王绩哈哈大笑,道:“惠儿啊,你这话可说的没有良心哦。”见她又要作色,连忙道:“好了,不说了,不说了。”正经道:“再等上几天吧,要是再过五天朝廷还没有人来的话,那么就没事了。”
“还有五天啊?”惠儿不悦道。嘆了口气道:“好了。菜都烧好了,爷爷你准备吃饭了。”来到陈铁身旁。轻声道:“王爷,饭菜都烧好了,我们吃饭吧?”
“…”眼见又是度过了一个难熬的上午,允宝站起身来鬆了松筋骨,道:“好。”转身要走,却听门外一声叫道:“王爷,王爷!”一人跌跌撞撞跑了进来,看服色却是驿卒,只听他急声连道:“王爷,不好了,不好了。”
眼见终于还是熬不过去,允宝心头一黑,但亏了这十多日的煎熬,这时竟硬熬出了一番泰山崩于前而色不变地本事,在旁人看来也不见允宝有如何慌张,只听他道:“发生了什么事!”
驿卒连忙道:“皇上出巡途中,太平公主被山风颳下山崖,已然薨了!”
“什么!”若说允宝刚才是以为等到了意料之中地结局而尚有一丝解脱的话,那此时真箇是除了惊骇便是惊骇,楞住半晌方道:“有皇榜诏告天下了吗?”
“还没有,但有消息已经传过来了。”驿卒道。
允宝奇道:“那我怎么没有接到消息?”按理此等事在朝廷里都有专人先转告一些封在外地地皇族,然后才能在当地张贴皇榜,此时他尚未接到消息可这个小小驿卒却已然知晓,岂不怪哉?
“倒也不奇怪,”王绩道:“王爷,你没听他说是公主是薨在出巡途中吗?这等大事自然要等回京之后方才昭告天下了,至于驿卒能提前得到消息,呵呵,驿卒往来各个驿站之间,能提前得到消息那便不足为奇了。”允宝虽未将自己与太平,以及太平愤而离去说要致他于死地之事告诉王绩,但这些日子下来,王绩又如何看不出来自太平离去后允宝便他如等死一般?虽然不知究里,但总结起来根源必在太平身上,这时听闻太平死讯,允宝能逃脱升天,不由也是高兴非常。但他老而奸似鬼,趁驿卒觉察自己口气之前,连忙变声嘆息道:“可惜,可惜,自太子驾轰,现在公主又薨,皇上至爱子女已去二人,王爷至亲骨肉也去二人,嘆息,嘆息。”
允宝也回过意来,刚才一心只想太平既然死了那自己就不用死了,现在却才省起这死的可毕竟是自己一直都对不起地妹妹啊。念即斯。顿时泪如涌泉。
一旁惠儿连忙上前搀扶,她不知其中底细,虽然太平与她有仇,但这时看允宝哭如此伤心,也只能安慰道:“王爷,现在皇榜毕竟还没有下来呢,说不定是驿站搞错了呢。

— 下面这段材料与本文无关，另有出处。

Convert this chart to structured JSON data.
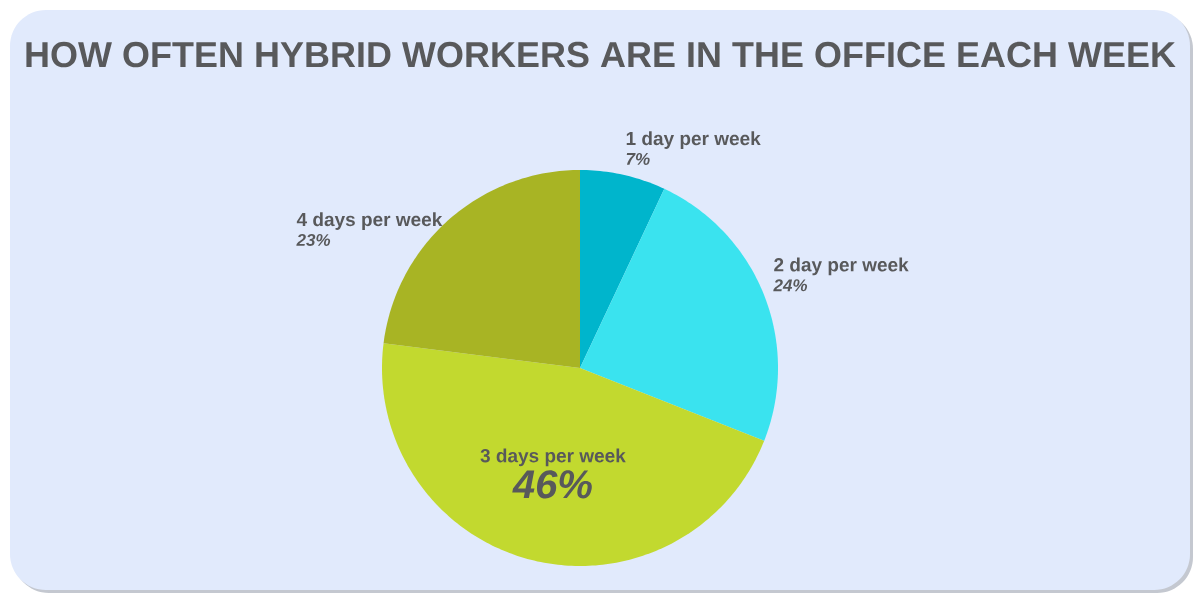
{
  "chart_data": {
    "type": "pie",
    "title": "HOW OFTEN HYBRID WORKERS ARE IN THE OFFICE EACH WEEK",
    "categories": [
      "1 day per week",
      "2 day per week",
      "3 days per week",
      "4 days per week"
    ],
    "values": [
      7,
      24,
      46,
      23
    ],
    "colors": [
      "#00b5cc",
      "#3ae3ef",
      "#c2d92f",
      "#a8b424"
    ],
    "value_labels": [
      "7%",
      "24%",
      "46%",
      "23%"
    ]
  }
}
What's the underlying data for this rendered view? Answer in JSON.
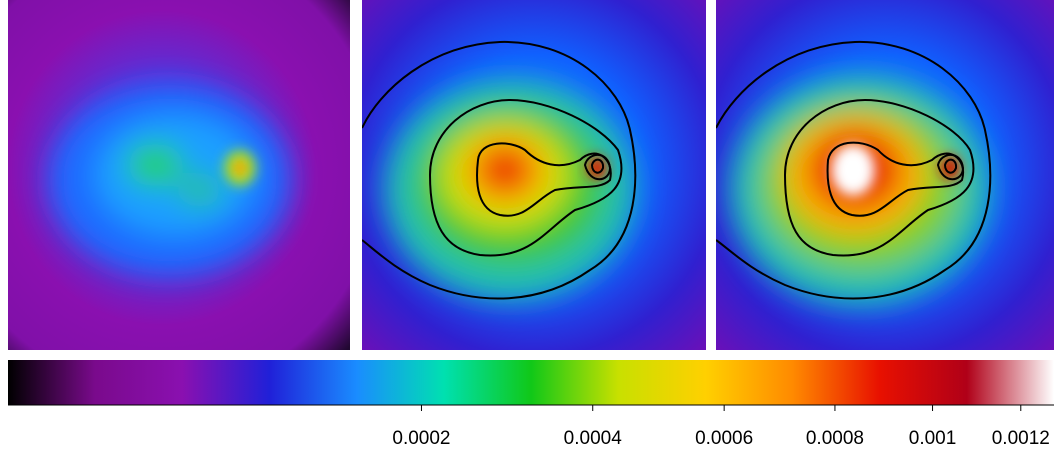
{
  "chart_data": {
    "type": "colorbar",
    "scale": "sqrt",
    "xlim": [
      0,
      0.00128
    ],
    "xticks": [
      0.0002,
      0.0004,
      0.0006,
      0.0008,
      0.001,
      0.0012
    ],
    "colormap": [
      "#000000",
      "#7a0a8c",
      "#8a10b0",
      "#2020d8",
      "#1a8cff",
      "#00e0b0",
      "#10c818",
      "#c8e000",
      "#ffd000",
      "#ff8a00",
      "#e81000",
      "#b00018",
      "#ffffff"
    ]
  }
}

公主若只是受伤了岂不是不幸中的大幸?”
驿卒急道:“我们怎么可能搞错?太平公主确确实实是掉到山崖了,连尸首都…”见惠儿抬眼瞪了过来。猛然想起自己这样说岂不是不顾别人痛苦自己徒惩口舌之快?虽然不愿改口,却也闭上嘴不在辩驳。
允宝听惠儿说“可能驿站搞错了”心中不由一惊,后来又听驿卒急切间脱口而出的话语这才放心,面上却哭地越发厉害。
几日后,果然有皇榜传了下来,证实了太平公主意外身亡,虽然身后事也是办的极是隆重。但死了就是死了,允宝心中一块石头终于落了下来。

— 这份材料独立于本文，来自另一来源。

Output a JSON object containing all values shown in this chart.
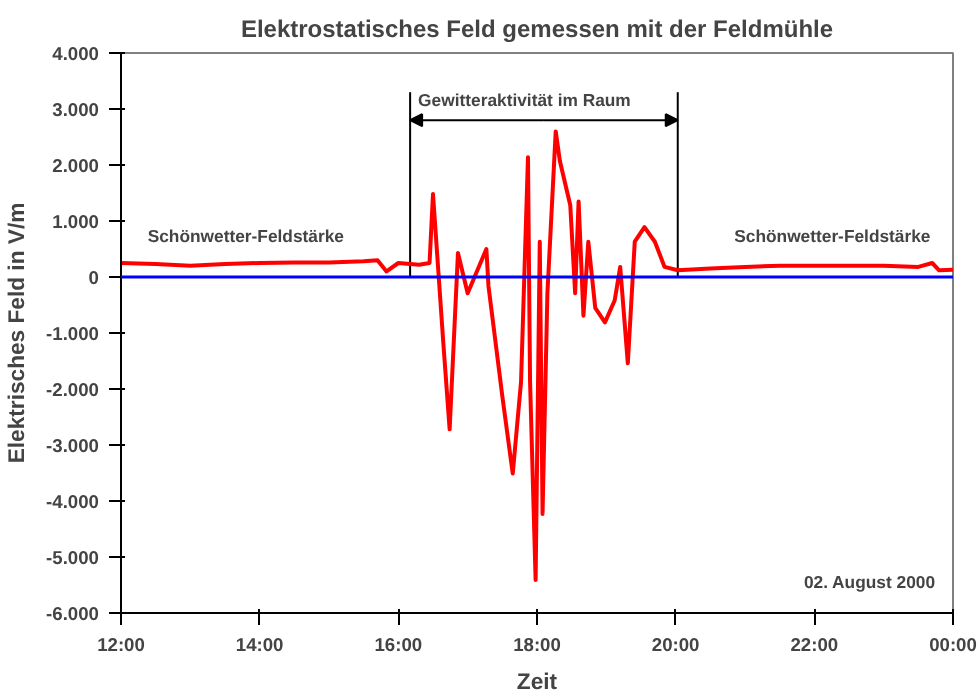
{
  "chart_data": {
    "type": "line",
    "title": "Elektrostatisches Feld gemessen mit der Feldmühle",
    "xlabel": "Zeit",
    "ylabel": "Elektrisches Feld in V/m",
    "x": [
      12,
      12.5,
      13,
      13.5,
      14,
      14.5,
      15,
      15.5,
      15.7,
      15.83,
      16.0,
      16.3,
      16.45,
      16.5,
      16.65,
      16.74,
      16.86,
      17.0,
      17.27,
      17.3,
      17.5,
      17.65,
      17.77,
      17.87,
      17.9,
      17.98,
      18.04,
      18.08,
      18.15,
      18.27,
      18.33,
      18.48,
      18.55,
      18.6,
      18.67,
      18.74,
      18.84,
      18.98,
      19.12,
      19.2,
      19.31,
      19.41,
      19.55,
      19.7,
      19.84,
      20.03,
      20.5,
      21,
      21.5,
      22,
      22.5,
      23,
      23.5,
      23.7,
      23.8,
      24
    ],
    "series": [
      {
        "color": "#ff0000",
        "values": [
          250,
          230,
          200,
          230,
          250,
          260,
          260,
          280,
          300,
          100,
          250,
          220,
          250,
          1480,
          -1200,
          -2720,
          430,
          -290,
          500,
          -160,
          -2130,
          -3510,
          -1870,
          2140,
          -1870,
          -5410,
          630,
          -4230,
          -290,
          2600,
          2070,
          1280,
          -290,
          1350,
          -690,
          630,
          -550,
          -810,
          -420,
          180,
          -1540,
          630,
          890,
          630,
          180,
          120,
          150,
          180,
          200,
          200,
          200,
          200,
          180,
          250,
          120,
          130
        ]
      }
    ],
    "xlim": [
      12,
      24
    ],
    "xticks": [
      {
        "value": 12,
        "label": "12:00"
      },
      {
        "value": 14,
        "label": "14:00"
      },
      {
        "value": 16,
        "label": "16:00"
      },
      {
        "value": 18,
        "label": "18:00"
      },
      {
        "value": 20,
        "label": "20:00"
      },
      {
        "value": 22,
        "label": "22:00"
      },
      {
        "value": 24,
        "label": "00:00"
      }
    ],
    "ylim": [
      -6000,
      4000
    ],
    "yticks": [
      {
        "value": 4000,
        "label": "4.000"
      },
      {
        "value": 3000,
        "label": "3.000"
      },
      {
        "value": 2000,
        "label": "2.000"
      },
      {
        "value": 1000,
        "label": "1.000"
      },
      0,
      {
        "value": -1000,
        "label": "-1.000"
      },
      {
        "value": -2000,
        "label": "-2.000"
      },
      {
        "value": -3000,
        "label": "-3.000"
      },
      {
        "value": -4000,
        "label": "-4.000"
      },
      {
        "value": -5000,
        "label": "-5.000"
      },
      {
        "value": -6000,
        "label": "-6.000"
      }
    ],
    "ref_lines": [
      {
        "axis": "y",
        "value": 0,
        "color": "#0000ff"
      },
      {
        "axis": "x",
        "value": 16.17,
        "color": "#000000"
      },
      {
        "axis": "x",
        "value": 20.03,
        "color": "#000000"
      }
    ],
    "annotations": [
      "Schönwetter-Feldstärke",
      "Schönwetter-Feldstärke",
      "02.  August 2000",
      {
        "text": "Gewitteraktivität im Raum",
        "x": 20.03,
        "y": 2800
      }
    ],
    "grid": false
  }
}
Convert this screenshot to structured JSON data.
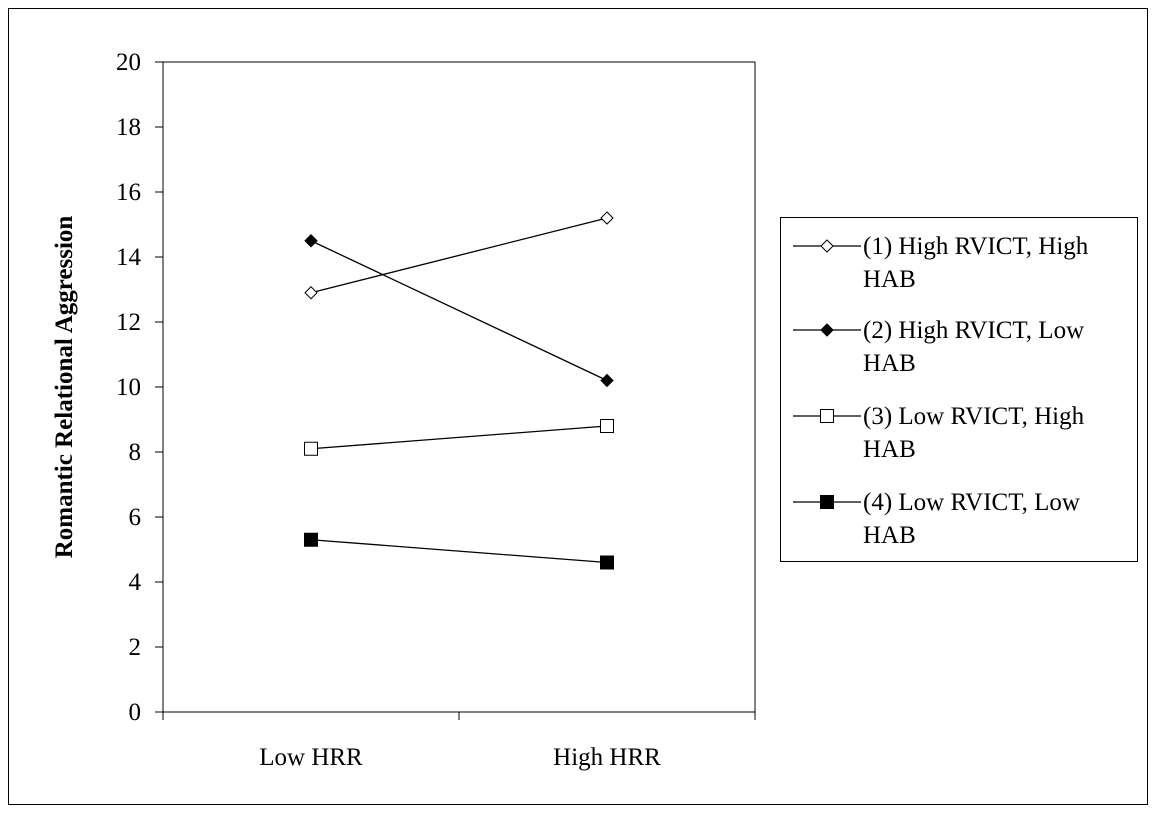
{
  "chart_data": {
    "type": "line",
    "title": "",
    "xlabel": "",
    "ylabel": "Romantic Relational Aggression",
    "categories": [
      "Low HRR",
      "High HRR"
    ],
    "ylim": [
      0,
      20
    ],
    "yticks": [
      "0",
      "2",
      "4",
      "6",
      "8",
      "10",
      "12",
      "14",
      "16",
      "18",
      "20"
    ],
    "grid": false,
    "legend_position": "right",
    "series": [
      {
        "name": "(1) High RVICT, High HAB",
        "values": [
          12.9,
          15.2
        ],
        "marker": "diamond-open",
        "color": "#000000"
      },
      {
        "name": "(2) High RVICT, Low HAB",
        "values": [
          14.5,
          10.2
        ],
        "marker": "diamond-filled",
        "color": "#000000"
      },
      {
        "name": "(3) Low RVICT, High HAB",
        "values": [
          8.1,
          8.8
        ],
        "marker": "square-open",
        "color": "#000000"
      },
      {
        "name": "(4) Low RVICT, Low HAB",
        "values": [
          5.3,
          4.6
        ],
        "marker": "square-filled",
        "color": "#000000"
      }
    ]
  }
}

饱暖思淫慾,人心难足。既然无了性命之忧,允宝剩下来的念头便转在了如何让知晓这一切的全部不能开口一事上。仔细算算,寻常两人之事落在旁人眼中地可能性不大,就算是有一个两个看到,自己也是无可奈何;再算太平身边有七八个知晓,自己身边也有五六人。如何叫这些人全部闭嘴却又是一桩难事。